The latter may provide meaningful insight for how an approved COR-003 will be handled by current management.
It is too easy to fall in love with a management team. We want it to be smart. We want it to return value to us as shareholders. What can we see about its past work experience and strategy for this company to indicate we should invest in SBBP?
All management teams generally have: glowing resumes, interesting/impressive experience, broad networks, etc. Ultimately, there is no skillset, experience, or sufficiently high IQ to counteract a missed primary endpoint. We've had too many management teams proudly displayed on our "wall of fame" only to commit a series of blunders and be permanently assigned to the "wall of shame." This can happen in an instant, in one decision.
In sum, we hope these folks are as smart as they seem, but we are not in this stock for management. Instead we analyze the opposite: has this management team demonstrated ability to usurp strong, positive COR-003 data? As of now, we do not believe so, but we are watching. Closely.
Where We Could Be Wrong (Risks)
As with any pre-commercialized biotechnology company, there are many risks that, if realized, could decimate shareholder value. A missed primary endpoint in the first or second phase 3 trial would constitute a meaningful, potentially insurmountable (depending on the data) setback. In fact, any mixed data from top-line results would be detrimental to share appreciation given the expectation that COR-003 is more effective and safer than KTZ.
Another risk is the launch of Keveyis. While we only value Keveyis at ~$2, and is only a sliver of the story, there is an expectation that SBBP will make money on the Keveyis re-launch to justify the $8.5M spent on acquiring it (plus the additional expenses to launch and market the drug). Another key risk is any clinical trial holds due to the aforementioned high dosing issue. A clinical trial hold can cause a myriad of issues (delays, changes in trial protocol potentially affecting efficacy, need for additional trials). Management has already encountered enrollment challenges with SONICS, and while it is currently two-thirds enrolled, and while LOGICS is much smaller, we would not be surprised to see another delay in top-line data due to sluggish enrollment.

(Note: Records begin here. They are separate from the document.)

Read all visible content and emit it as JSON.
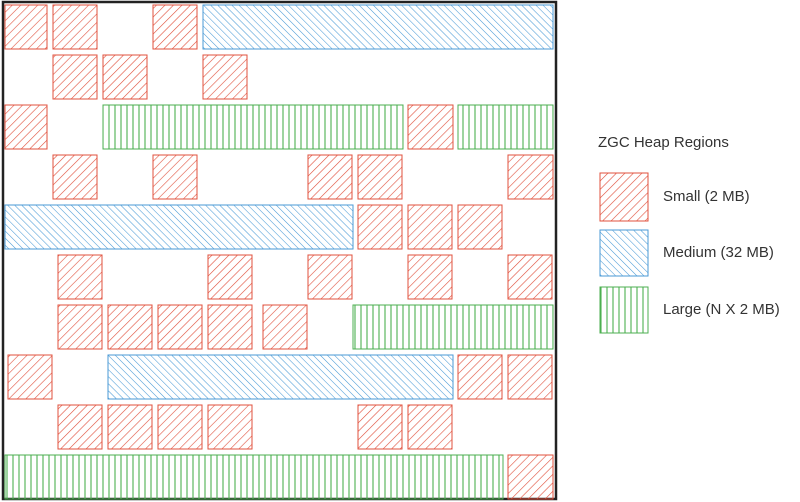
{
  "legend": {
    "title": "ZGC Heap Regions",
    "items": [
      {
        "label": "Small (2 MB)"
      },
      {
        "label": "Medium (32 MB)"
      },
      {
        "label": "Large (N X 2 MB)"
      }
    ]
  }
}
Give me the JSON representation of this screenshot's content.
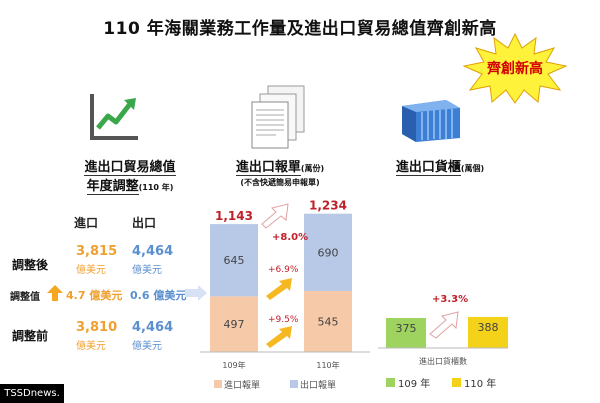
{
  "title": "110 年海關業務工作量及進出口貿易總值齊創新高",
  "badge": "齊創新高",
  "trade": {
    "header_line1": "進出口貿易總值",
    "header_line2": "年度調整",
    "header_note": "(110 年)",
    "col_import": "進口",
    "col_export": "出口",
    "row_after": "調整後",
    "row_adjust": "調整值",
    "row_before": "調整前",
    "after_import": "3,815",
    "after_export": "4,464",
    "adjust_import": "4.7 億美元",
    "adjust_export": "0.6 億美元",
    "before_import": "3,810",
    "before_export": "4,464",
    "unit": "億美元"
  },
  "declarations": {
    "header": "進出口報單",
    "header_unit": "(萬份)",
    "header_note": "(不含快遞簡易申報單)"
  },
  "containers": {
    "header": "進出口貨櫃",
    "header_unit": "(萬個)"
  },
  "colors": {
    "import": "#f6c9a8",
    "export": "#b8c9e8",
    "y109": "#9ed35f",
    "y110": "#f5d21a",
    "total_red": "#c0202a",
    "pct_red": "#c0202a"
  },
  "chart_data": [
    {
      "type": "bar",
      "categories": [
        "109年",
        "110年"
      ],
      "series": [
        {
          "name": "進口報單",
          "values": [
            497,
            545
          ]
        },
        {
          "name": "出口報單",
          "values": [
            645,
            690
          ]
        }
      ],
      "totals": [
        "1,143",
        "1,234"
      ],
      "annotations": {
        "total_growth": "+8.0%",
        "export_growth": "+6.9%",
        "import_growth": "+9.5%"
      },
      "legend": [
        "進口報單",
        "出口報單"
      ],
      "legend_placement": "bottom"
    },
    {
      "type": "bar",
      "categories": [
        "109 年",
        "110 年"
      ],
      "values": [
        375,
        388
      ],
      "value_labels": [
        "375",
        "388"
      ],
      "xlabel": "進出口貨櫃數",
      "annotations": {
        "growth": "+3.3%"
      },
      "legend": [
        "109 年",
        "110 年"
      ],
      "legend_placement": "bottom"
    }
  ],
  "footer": "TSSDnews."
}
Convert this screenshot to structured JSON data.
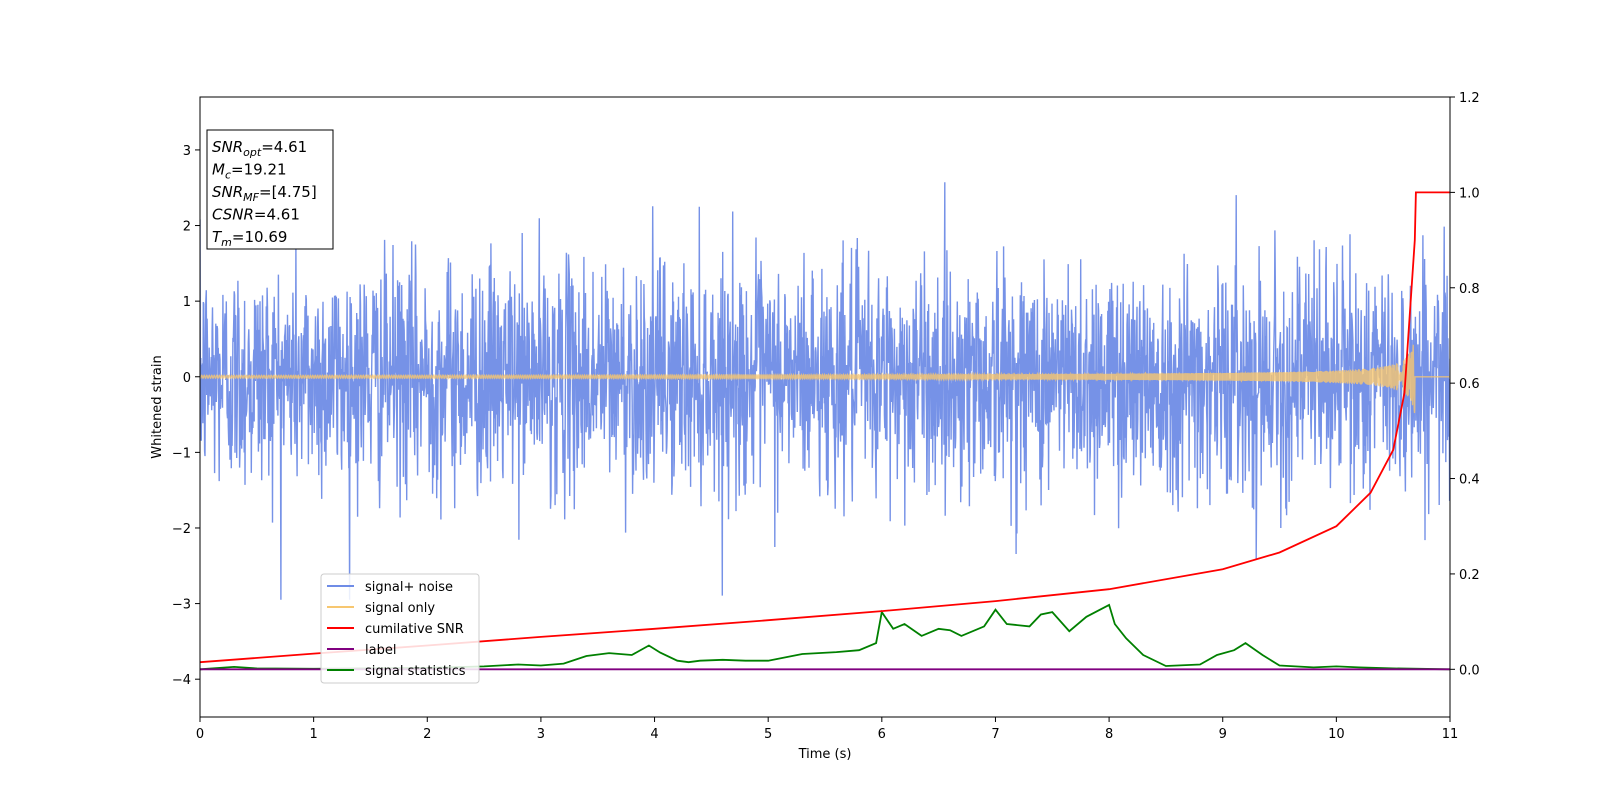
{
  "chart_data": {
    "type": "line",
    "xlabel": "Time (s)",
    "ylabel": "Whitened strain",
    "xlim": [
      0,
      11
    ],
    "ylim": [
      -4.5,
      3.7
    ],
    "y2lim": [
      -0.1,
      1.2
    ],
    "xticks": [
      0,
      1,
      2,
      3,
      4,
      5,
      6,
      7,
      8,
      9,
      10,
      11
    ],
    "yticks": [
      -4,
      -3,
      -2,
      -1,
      0,
      1,
      2,
      3
    ],
    "y2ticks": [
      0.0,
      0.2,
      0.4,
      0.6,
      0.8,
      1.0,
      1.2
    ],
    "legend_position": "lower-left",
    "legend": [
      {
        "label": "signal+ noise",
        "color": "#6f8ce6"
      },
      {
        "label": "signal only",
        "color": "#f7c770"
      },
      {
        "label": "cumilative SNR",
        "color": "#ff0000"
      },
      {
        "label": "label",
        "color": "#800080"
      },
      {
        "label": "signal statistics",
        "color": "#008000"
      }
    ],
    "annotation": [
      {
        "base": "SNR",
        "sub": "opt",
        "value": "=4.61"
      },
      {
        "base": "M",
        "sub": "c",
        "value": "=19.21"
      },
      {
        "base": "SNR",
        "sub": "MF",
        "value": "=[4.75]"
      },
      {
        "base": "CSNR",
        "sub": "",
        "value": "=4.61"
      },
      {
        "base": "T",
        "sub": "m",
        "value": "=10.69"
      }
    ],
    "series": [
      {
        "name": "signal+ noise",
        "axis": "left",
        "color": "#6f8ce6",
        "description_envelope": {
          "typical_amplitude": 1.5,
          "max": 2.8,
          "min": -2.95
        }
      },
      {
        "name": "signal only",
        "axis": "left",
        "color": "#f7c770",
        "chirp": {
          "merger_time": 10.69,
          "peak_amplitude": 0.6
        }
      },
      {
        "name": "cumilative SNR",
        "axis": "right",
        "color": "#ff0000",
        "x": [
          0,
          1,
          2,
          3,
          4,
          5,
          6,
          7,
          8,
          9,
          9.5,
          10,
          10.3,
          10.5,
          10.6,
          10.69,
          10.7,
          11
        ],
        "y": [
          0.015,
          0.033,
          0.05,
          0.068,
          0.085,
          0.103,
          0.122,
          0.143,
          0.168,
          0.21,
          0.245,
          0.3,
          0.37,
          0.46,
          0.58,
          0.9,
          1.0,
          1.0
        ]
      },
      {
        "name": "label",
        "axis": "right",
        "color": "#800080",
        "x": [
          0,
          11
        ],
        "y": [
          0,
          0
        ]
      },
      {
        "name": "signal statistics",
        "axis": "right",
        "color": "#008000",
        "x": [
          0,
          0.3,
          0.5,
          1,
          1.5,
          2,
          2.5,
          2.8,
          3,
          3.2,
          3.4,
          3.6,
          3.8,
          3.95,
          4.05,
          4.2,
          4.3,
          4.4,
          4.6,
          4.8,
          5,
          5.3,
          5.6,
          5.8,
          5.95,
          6.0,
          6.1,
          6.2,
          6.35,
          6.5,
          6.6,
          6.7,
          6.9,
          7.0,
          7.1,
          7.3,
          7.4,
          7.5,
          7.65,
          7.8,
          8.0,
          8.05,
          8.15,
          8.3,
          8.5,
          8.8,
          8.95,
          9.1,
          9.2,
          9.35,
          9.5,
          9.8,
          10,
          10.2,
          10.5,
          11
        ],
        "y": [
          0.0,
          0.005,
          0.002,
          0.001,
          0.002,
          0.003,
          0.006,
          0.01,
          0.008,
          0.012,
          0.028,
          0.034,
          0.03,
          0.05,
          0.035,
          0.018,
          0.015,
          0.018,
          0.02,
          0.018,
          0.018,
          0.032,
          0.036,
          0.04,
          0.055,
          0.12,
          0.085,
          0.095,
          0.07,
          0.085,
          0.082,
          0.07,
          0.09,
          0.125,
          0.095,
          0.09,
          0.115,
          0.12,
          0.08,
          0.11,
          0.135,
          0.095,
          0.065,
          0.03,
          0.007,
          0.01,
          0.03,
          0.04,
          0.055,
          0.03,
          0.008,
          0.004,
          0.006,
          0.004,
          0.002,
          0.0
        ]
      }
    ]
  }
}
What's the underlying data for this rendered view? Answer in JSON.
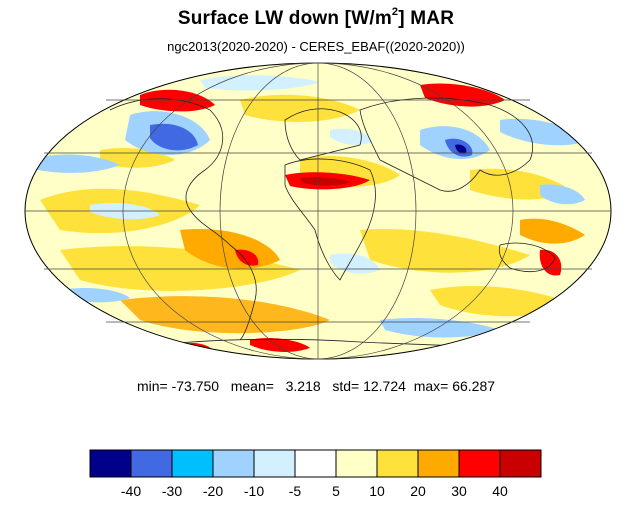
{
  "title": {
    "main": "Surface LW down [W/m",
    "superscript": "2",
    "after_sup": "]  MAR"
  },
  "subtitle": "ngc2013(2020-2020) - CERES_EBAF((2020-2020))",
  "stats": {
    "min_label": "min=",
    "min": "-73.750",
    "mean_label": "mean=",
    "mean": "3.218",
    "std_label": "std=",
    "std": "12.724",
    "max_label": "max=",
    "max": "66.287"
  },
  "colorbar": {
    "colors": [
      "#00008b",
      "#4169e1",
      "#00bfff",
      "#a0d2ff",
      "#d2f0ff",
      "#ffffff",
      "#ffffc8",
      "#ffe13c",
      "#ffaa00",
      "#ff0000",
      "#c80000"
    ],
    "labels": [
      "-40",
      "-30",
      "-20",
      "-10",
      "-5",
      "5",
      "10",
      "20",
      "30",
      "40"
    ]
  },
  "map": {
    "projection": "mollweide",
    "ocean_background": "#ffffc8"
  }
}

Conclusion: SBBP is a Buy at These Levels
The current macro and regulatory landscape in healthcare has created an opportunity for investors in select biotechnology companies. We view SBBP as a compelling buy given the unmet need in CS, valuation, and COR-003's clean efficacy and safety profile thus far demonstrated in the clinic and as a component of KTZ's trials. The market is not providing sufficient value to COR-003, which is (fortunately) common since late 2015. We thank the market for creating this inefficiency and opportunity to acquire SBBP at current levels.
Disclosure: I am/we are long SBBP.
I wrote this article myself, and it expresses my own opinions. I am not receiving compensation for it (other than from Seeking Alpha). I have no business relationship with any company whose stock is mentioned in this article.
Additional disclosure: Juggernaut Capital is not a registered investment advisor and does not provide investment advice. Our views are for educational purposes only.